The 30-meter vessel was stuffed with three tons of cocaine
The Colombian Navy has intercepted the largest cartel-manufactured cocaine submarine in history and seized 102 packages of its lucrative cargo. The illegal vessel was as long as some military submarines.
The operation was announced by the country’s navy on Friday. In a statement, the navy said that its ships picked up the submarine on radar in the Pacific Ocean and summoned Colombian Air Force aircraft to track its progress.
Despite inclement weather, a unit of marines managed to interdict the vessel and arrest three people on board. The arrests saved the crew’s lives, the navy said, as the submarine had begun to sink due to a leak in its engine area.
The marines recovered 102 packages of cocaine weighing just over three tons.
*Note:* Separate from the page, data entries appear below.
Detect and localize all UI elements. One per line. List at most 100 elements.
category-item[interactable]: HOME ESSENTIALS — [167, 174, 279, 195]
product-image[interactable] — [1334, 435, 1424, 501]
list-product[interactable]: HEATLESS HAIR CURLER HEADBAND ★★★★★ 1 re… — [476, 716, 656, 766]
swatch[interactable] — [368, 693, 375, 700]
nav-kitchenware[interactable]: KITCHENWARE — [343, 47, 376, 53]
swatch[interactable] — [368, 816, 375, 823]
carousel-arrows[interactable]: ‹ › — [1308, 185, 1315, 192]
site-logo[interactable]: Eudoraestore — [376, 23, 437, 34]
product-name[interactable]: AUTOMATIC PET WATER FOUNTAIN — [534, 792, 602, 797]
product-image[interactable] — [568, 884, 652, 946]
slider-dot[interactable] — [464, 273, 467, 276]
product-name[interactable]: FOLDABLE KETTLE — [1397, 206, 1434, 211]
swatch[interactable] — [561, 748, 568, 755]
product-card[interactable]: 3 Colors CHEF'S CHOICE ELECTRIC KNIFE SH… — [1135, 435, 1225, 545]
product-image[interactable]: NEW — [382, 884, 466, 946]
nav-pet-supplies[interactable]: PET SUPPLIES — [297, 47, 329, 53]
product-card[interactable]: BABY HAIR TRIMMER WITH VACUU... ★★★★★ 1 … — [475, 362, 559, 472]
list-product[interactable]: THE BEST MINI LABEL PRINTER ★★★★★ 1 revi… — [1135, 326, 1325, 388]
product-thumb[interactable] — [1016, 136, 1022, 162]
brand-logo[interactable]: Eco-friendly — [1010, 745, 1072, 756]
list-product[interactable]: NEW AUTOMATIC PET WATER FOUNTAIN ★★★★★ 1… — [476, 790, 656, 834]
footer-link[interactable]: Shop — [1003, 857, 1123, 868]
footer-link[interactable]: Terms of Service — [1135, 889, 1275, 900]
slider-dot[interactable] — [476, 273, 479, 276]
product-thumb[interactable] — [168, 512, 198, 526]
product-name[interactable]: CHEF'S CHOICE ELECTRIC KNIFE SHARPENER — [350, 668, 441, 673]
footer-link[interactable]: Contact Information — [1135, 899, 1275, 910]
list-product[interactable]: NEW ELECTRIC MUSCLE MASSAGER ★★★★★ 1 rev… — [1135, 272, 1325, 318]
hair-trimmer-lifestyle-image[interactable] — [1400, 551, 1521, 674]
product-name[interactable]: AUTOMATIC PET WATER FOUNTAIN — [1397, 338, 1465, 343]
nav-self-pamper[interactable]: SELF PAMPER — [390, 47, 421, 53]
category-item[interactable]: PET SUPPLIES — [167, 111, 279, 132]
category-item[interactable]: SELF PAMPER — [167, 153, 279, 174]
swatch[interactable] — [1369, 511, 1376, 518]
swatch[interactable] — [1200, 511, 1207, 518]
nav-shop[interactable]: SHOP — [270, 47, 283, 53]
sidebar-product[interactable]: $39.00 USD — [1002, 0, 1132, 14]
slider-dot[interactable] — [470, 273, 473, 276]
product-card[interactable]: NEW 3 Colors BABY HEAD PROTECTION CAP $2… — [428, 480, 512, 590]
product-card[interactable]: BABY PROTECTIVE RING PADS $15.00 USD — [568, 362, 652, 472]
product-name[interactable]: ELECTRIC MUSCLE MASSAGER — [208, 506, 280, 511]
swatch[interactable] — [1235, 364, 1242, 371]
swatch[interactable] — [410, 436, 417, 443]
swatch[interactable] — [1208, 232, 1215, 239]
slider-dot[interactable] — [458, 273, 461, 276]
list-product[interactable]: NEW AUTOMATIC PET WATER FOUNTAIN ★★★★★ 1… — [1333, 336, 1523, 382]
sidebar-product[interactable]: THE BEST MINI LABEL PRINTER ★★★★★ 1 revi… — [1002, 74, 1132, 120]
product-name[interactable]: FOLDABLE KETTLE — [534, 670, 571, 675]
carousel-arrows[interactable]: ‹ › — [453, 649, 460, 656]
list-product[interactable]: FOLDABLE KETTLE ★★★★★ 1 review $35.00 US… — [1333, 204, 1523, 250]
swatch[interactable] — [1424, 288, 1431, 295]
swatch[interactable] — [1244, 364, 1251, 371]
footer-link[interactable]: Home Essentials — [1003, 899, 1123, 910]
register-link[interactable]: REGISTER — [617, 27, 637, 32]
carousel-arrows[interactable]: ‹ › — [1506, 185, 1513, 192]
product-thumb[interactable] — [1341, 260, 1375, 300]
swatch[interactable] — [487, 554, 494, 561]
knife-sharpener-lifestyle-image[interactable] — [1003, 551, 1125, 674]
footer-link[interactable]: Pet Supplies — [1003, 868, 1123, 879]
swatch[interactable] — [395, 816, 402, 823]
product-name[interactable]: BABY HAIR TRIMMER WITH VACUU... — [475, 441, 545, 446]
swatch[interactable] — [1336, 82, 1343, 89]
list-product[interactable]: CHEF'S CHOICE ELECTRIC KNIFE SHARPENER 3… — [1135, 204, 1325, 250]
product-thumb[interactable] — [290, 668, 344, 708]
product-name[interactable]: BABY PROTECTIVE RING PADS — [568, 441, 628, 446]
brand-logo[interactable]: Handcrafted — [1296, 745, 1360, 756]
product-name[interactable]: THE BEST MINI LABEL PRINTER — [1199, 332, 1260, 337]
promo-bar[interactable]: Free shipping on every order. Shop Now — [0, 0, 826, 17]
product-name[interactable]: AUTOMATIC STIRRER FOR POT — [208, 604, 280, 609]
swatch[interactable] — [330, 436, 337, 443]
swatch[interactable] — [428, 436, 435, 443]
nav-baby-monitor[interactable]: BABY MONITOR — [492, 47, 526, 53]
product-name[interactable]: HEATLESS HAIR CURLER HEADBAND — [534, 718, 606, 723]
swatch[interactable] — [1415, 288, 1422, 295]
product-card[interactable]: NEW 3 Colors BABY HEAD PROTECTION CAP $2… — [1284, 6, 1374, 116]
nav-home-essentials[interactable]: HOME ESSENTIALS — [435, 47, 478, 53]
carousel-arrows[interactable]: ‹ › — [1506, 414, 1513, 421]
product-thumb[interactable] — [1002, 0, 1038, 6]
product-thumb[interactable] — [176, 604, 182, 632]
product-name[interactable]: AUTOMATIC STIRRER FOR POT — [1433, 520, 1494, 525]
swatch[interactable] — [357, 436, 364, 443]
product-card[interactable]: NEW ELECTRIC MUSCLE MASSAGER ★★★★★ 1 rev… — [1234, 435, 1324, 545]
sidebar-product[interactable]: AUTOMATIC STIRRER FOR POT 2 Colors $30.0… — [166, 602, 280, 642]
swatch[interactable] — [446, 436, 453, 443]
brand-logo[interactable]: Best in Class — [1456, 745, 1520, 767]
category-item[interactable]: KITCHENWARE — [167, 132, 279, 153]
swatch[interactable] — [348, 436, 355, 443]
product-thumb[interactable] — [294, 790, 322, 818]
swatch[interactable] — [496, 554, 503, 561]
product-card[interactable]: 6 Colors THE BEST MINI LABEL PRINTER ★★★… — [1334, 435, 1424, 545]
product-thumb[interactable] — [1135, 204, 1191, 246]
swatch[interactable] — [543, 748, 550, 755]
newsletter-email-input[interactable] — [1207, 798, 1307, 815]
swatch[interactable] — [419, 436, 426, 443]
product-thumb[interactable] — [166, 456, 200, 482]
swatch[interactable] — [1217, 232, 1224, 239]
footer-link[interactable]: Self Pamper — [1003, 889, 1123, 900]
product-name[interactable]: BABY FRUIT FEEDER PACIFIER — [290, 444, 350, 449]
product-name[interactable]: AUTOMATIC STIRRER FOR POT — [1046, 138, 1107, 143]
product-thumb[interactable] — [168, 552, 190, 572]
After several attempts to refloat the sinking sub, it was scuttled to avoid disrupting shipping in the area.
The submarine itself was 30 meters long and three meters wide, making it the largest narco-submarine seized since the first such device was discovered in 1993. Designed and built by drug cartels, these vessels are technically semi-submersibles, as they travel just below the water’s surface to avoid detection.
The submarine’s dimensions are comparable to those of an Iranian Ghadir-class attack submarine.
Over the past three decades, the Colombian Navy has intercepted a total of 228 narco-subs in the Pacific and Atlantic Oceans. Four have been seized so far this year.
The sub’s three-ton haul is far from the largest single cocaine bust by the Colombian authorities. Police officers raiding a farm near the city of Medellin in 2017 seized 13.4 tons of the narcotic, a haul that has not been matched in the six years since. The largest seizure in US history took place in 2019, when almost 20 tons of cocaine – worth over a billion dollars – was found aboard a cargo ship near Delaware Bay.